After the fifth act of vandalism and arson against Wara’s home erupted last weekend, when he was away for the football weekend in the UK, he won bipartisan support from colleagues who bemoaned how difficult it’s become to be a politician in the public spotlight. They were joined by Prime Minister Solberg, who has later caught lots of criticism herself for criticizing the theater for making politicians’ lives harder, and exposing their families as well.
When Bertheussen was charged late last week, Solberg was immediately asked to apologize to all those involved with the play, several of whom had been threatened themselves. When Solberg refused to do so, she was also blasted by other, more mainstream cultural and theatrical officials, including the head of the National Theater in Oslo.
Was Bertheussen so angered by the play, and how she felt it could threaten her partner, that she planted threats herself to prove her point? Absolutely not, she claims through her lawyer. He told reporters over the weekend that she had answered investigators’ questions and now hopes they’ll find those guilty of vandalizing, setting fires and otherwise threatening her home.

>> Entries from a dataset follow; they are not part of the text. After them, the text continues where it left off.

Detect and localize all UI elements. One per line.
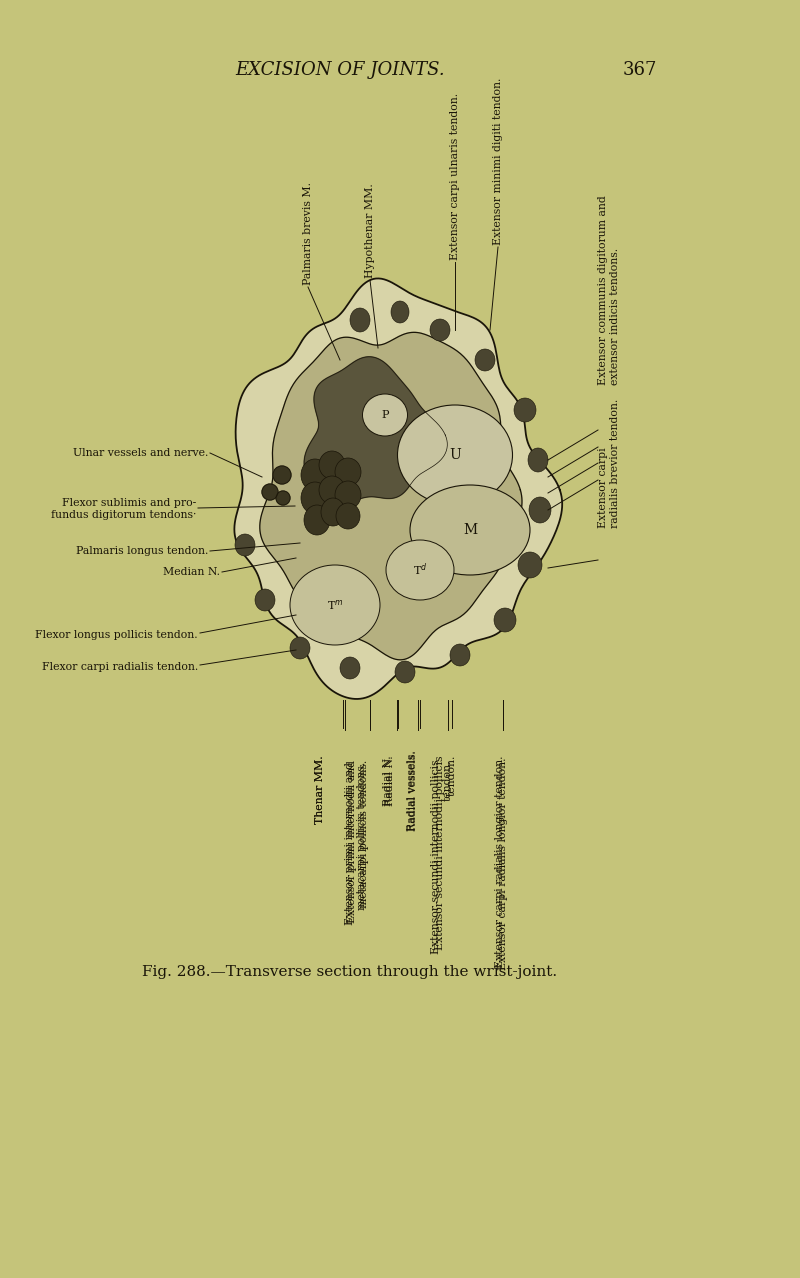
Ellipse shape	[398, 405, 513, 505]
Text: Extensor primi internodii and: Extensor primi internodii and	[347, 760, 357, 923]
Text: Extensor communis digitorum and: Extensor communis digitorum and	[598, 196, 608, 385]
Text: Flexor carpi radialis tendon.: Flexor carpi radialis tendon.	[42, 662, 198, 672]
Ellipse shape	[319, 451, 345, 479]
Ellipse shape	[514, 397, 536, 422]
Text: U: U	[449, 449, 461, 463]
Text: EXCISION OF JOINTS.: EXCISION OF JOINTS.	[235, 61, 445, 79]
Text: Palmaris longus tendon.: Palmaris longus tendon.	[76, 546, 208, 556]
Text: tendon.: tendon.	[443, 760, 453, 801]
Ellipse shape	[290, 636, 310, 659]
Ellipse shape	[255, 589, 275, 611]
Ellipse shape	[321, 498, 345, 527]
Ellipse shape	[336, 504, 360, 529]
Circle shape	[262, 484, 278, 500]
Text: Extensor secundi internodii pollicis: Extensor secundi internodii pollicis	[435, 755, 445, 950]
Ellipse shape	[319, 475, 345, 504]
Text: Thenar MM.: Thenar MM.	[315, 755, 325, 823]
Text: Extensor carpi: Extensor carpi	[598, 447, 608, 528]
Ellipse shape	[528, 449, 548, 472]
Text: Extensor secundi internodii pollicis: Extensor secundi internodii pollicis	[431, 760, 441, 955]
Ellipse shape	[235, 534, 255, 556]
Text: P: P	[382, 410, 389, 420]
Ellipse shape	[335, 458, 361, 486]
Ellipse shape	[304, 505, 330, 535]
Ellipse shape	[340, 657, 360, 679]
Text: extensor indicis tendons.: extensor indicis tendons.	[610, 248, 620, 385]
Text: Extensor primi internodii and: Extensor primi internodii and	[345, 762, 355, 925]
Circle shape	[273, 466, 291, 484]
Polygon shape	[260, 332, 522, 659]
Text: Extensor minimi digiti tendon.: Extensor minimi digiti tendon.	[493, 78, 503, 245]
Text: Radial vessels.: Radial vessels.	[407, 750, 417, 831]
Text: T$^d$: T$^d$	[413, 562, 427, 579]
Ellipse shape	[529, 497, 551, 523]
Text: Thenar MM.: Thenar MM.	[315, 755, 325, 823]
Ellipse shape	[395, 661, 415, 682]
Text: Flexor longus pollicis tendon.: Flexor longus pollicis tendon.	[35, 630, 198, 640]
Ellipse shape	[350, 308, 370, 332]
Circle shape	[276, 491, 290, 505]
Ellipse shape	[335, 481, 361, 509]
Text: Flexor sublimis and pro-: Flexor sublimis and pro-	[62, 498, 196, 507]
Text: Hypothenar MM.: Hypothenar MM.	[365, 183, 375, 279]
Ellipse shape	[301, 459, 329, 491]
Ellipse shape	[386, 541, 454, 599]
Polygon shape	[234, 279, 562, 699]
Text: Radial N.: Radial N.	[383, 755, 393, 805]
Text: Radial N.: Radial N.	[385, 755, 395, 805]
Ellipse shape	[494, 608, 516, 633]
Ellipse shape	[450, 644, 470, 666]
Text: Extensor carpi ulnaris tendon.: Extensor carpi ulnaris tendon.	[450, 93, 460, 259]
Ellipse shape	[518, 552, 542, 578]
Text: metacarpi pollicis tendons.: metacarpi pollicis tendons.	[357, 762, 367, 910]
Ellipse shape	[290, 565, 380, 645]
Text: Fig. 288.—Transverse section through the wrist-joint.: Fig. 288.—Transverse section through the…	[142, 965, 558, 979]
Ellipse shape	[362, 394, 407, 436]
Text: Ulnar vessels and nerve.: Ulnar vessels and nerve.	[73, 449, 208, 458]
Text: radialis brevior tendon.: radialis brevior tendon.	[610, 399, 620, 528]
Text: 367: 367	[623, 61, 657, 79]
Polygon shape	[304, 357, 447, 502]
Text: M: M	[463, 523, 477, 537]
Text: fundus digitorum tendons·: fundus digitorum tendons·	[50, 510, 196, 520]
Text: Extensor carpi radialis longior tendon.: Extensor carpi radialis longior tendon.	[495, 755, 505, 967]
Text: Radial vessels.: Radial vessels.	[408, 750, 418, 831]
Text: Median N.: Median N.	[163, 567, 220, 576]
Ellipse shape	[391, 302, 409, 323]
Ellipse shape	[475, 349, 495, 371]
Text: Palmaris brevis M.: Palmaris brevis M.	[303, 181, 313, 285]
Text: Extensor carpi radialis longior tendon.: Extensor carpi radialis longior tendon.	[498, 758, 508, 970]
Ellipse shape	[410, 484, 530, 575]
Text: tendon.: tendon.	[447, 755, 457, 796]
Text: T$^m$: T$^m$	[326, 598, 343, 612]
Text: metacarpi pollicis tendons.: metacarpi pollicis tendons.	[359, 760, 369, 909]
Ellipse shape	[430, 320, 450, 341]
Ellipse shape	[301, 482, 329, 514]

It remained unclear, meanwhile, whether Wara can ever return as justice minister. There’s nothing legally blocking that, according to a law professor at the University of Oslo, but the questions raised by the charges and the new power imbalance between the minister and his underlings loom large. His credibility as the nation’s justice minister has been damaged.

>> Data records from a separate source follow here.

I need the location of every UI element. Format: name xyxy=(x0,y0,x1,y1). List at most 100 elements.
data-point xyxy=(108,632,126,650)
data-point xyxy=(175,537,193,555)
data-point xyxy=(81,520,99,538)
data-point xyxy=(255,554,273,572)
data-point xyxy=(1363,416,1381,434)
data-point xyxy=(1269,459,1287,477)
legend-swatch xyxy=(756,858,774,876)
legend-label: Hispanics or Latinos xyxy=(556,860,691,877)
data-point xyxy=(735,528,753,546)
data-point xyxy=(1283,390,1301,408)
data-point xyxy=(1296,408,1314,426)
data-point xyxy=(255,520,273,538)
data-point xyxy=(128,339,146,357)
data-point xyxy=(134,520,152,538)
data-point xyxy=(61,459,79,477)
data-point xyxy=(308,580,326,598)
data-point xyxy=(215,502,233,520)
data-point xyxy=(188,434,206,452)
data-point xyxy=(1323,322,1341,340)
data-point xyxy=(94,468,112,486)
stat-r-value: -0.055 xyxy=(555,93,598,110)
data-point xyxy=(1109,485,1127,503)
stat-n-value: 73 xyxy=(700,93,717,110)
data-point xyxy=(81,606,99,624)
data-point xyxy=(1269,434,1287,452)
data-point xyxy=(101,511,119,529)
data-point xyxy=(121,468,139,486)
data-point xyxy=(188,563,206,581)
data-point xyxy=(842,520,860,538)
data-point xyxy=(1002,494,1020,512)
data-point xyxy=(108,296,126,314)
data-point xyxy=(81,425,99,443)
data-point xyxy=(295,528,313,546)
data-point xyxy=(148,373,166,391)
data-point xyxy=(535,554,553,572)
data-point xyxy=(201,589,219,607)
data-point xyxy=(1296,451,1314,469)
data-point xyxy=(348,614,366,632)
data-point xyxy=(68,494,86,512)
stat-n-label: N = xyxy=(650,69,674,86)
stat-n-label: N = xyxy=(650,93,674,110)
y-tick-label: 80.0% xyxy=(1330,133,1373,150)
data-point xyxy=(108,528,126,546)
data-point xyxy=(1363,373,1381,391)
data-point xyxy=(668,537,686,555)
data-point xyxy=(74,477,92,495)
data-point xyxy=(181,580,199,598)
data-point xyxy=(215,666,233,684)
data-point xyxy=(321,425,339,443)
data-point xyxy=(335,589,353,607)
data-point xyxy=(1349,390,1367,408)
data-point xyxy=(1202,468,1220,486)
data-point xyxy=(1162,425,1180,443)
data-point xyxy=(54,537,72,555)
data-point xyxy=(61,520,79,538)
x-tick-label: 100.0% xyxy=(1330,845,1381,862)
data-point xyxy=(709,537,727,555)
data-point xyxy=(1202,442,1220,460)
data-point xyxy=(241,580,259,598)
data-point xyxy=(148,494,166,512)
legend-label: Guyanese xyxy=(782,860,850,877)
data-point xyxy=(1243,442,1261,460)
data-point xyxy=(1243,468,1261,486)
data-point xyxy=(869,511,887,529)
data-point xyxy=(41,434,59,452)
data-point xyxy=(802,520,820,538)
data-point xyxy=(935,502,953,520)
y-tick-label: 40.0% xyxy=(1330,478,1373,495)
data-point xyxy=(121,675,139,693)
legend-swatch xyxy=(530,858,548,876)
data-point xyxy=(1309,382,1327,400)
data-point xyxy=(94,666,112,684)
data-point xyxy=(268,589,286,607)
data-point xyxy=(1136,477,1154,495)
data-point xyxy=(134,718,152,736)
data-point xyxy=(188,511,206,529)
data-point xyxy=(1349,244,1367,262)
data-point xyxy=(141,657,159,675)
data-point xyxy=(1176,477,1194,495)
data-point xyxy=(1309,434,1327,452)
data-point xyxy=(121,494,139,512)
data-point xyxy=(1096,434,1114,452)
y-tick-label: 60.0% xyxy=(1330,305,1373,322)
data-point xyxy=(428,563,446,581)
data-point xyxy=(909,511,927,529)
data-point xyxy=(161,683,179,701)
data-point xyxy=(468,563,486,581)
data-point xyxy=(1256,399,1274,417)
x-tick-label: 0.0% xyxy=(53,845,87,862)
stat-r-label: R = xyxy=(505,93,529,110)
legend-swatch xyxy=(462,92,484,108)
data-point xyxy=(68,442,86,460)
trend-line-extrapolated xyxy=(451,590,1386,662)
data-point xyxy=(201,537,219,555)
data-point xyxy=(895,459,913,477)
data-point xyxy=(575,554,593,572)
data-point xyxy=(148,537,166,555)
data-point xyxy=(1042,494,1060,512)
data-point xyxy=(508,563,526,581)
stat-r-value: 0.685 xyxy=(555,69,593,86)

Solberg won’t comment, claiming the police “must now be allowed to do their work.” That could take months, prompting others to claim that Solberg should finally take the justice minister’s position out of the Progress Party’s control in her coalition government and place it under her own Conservatives’ control instead. Progress’ justice ministers have repeatedly run into trouble, critics note, and Solberg needs stability within her cabinet in the run-up to the next national election in 2021.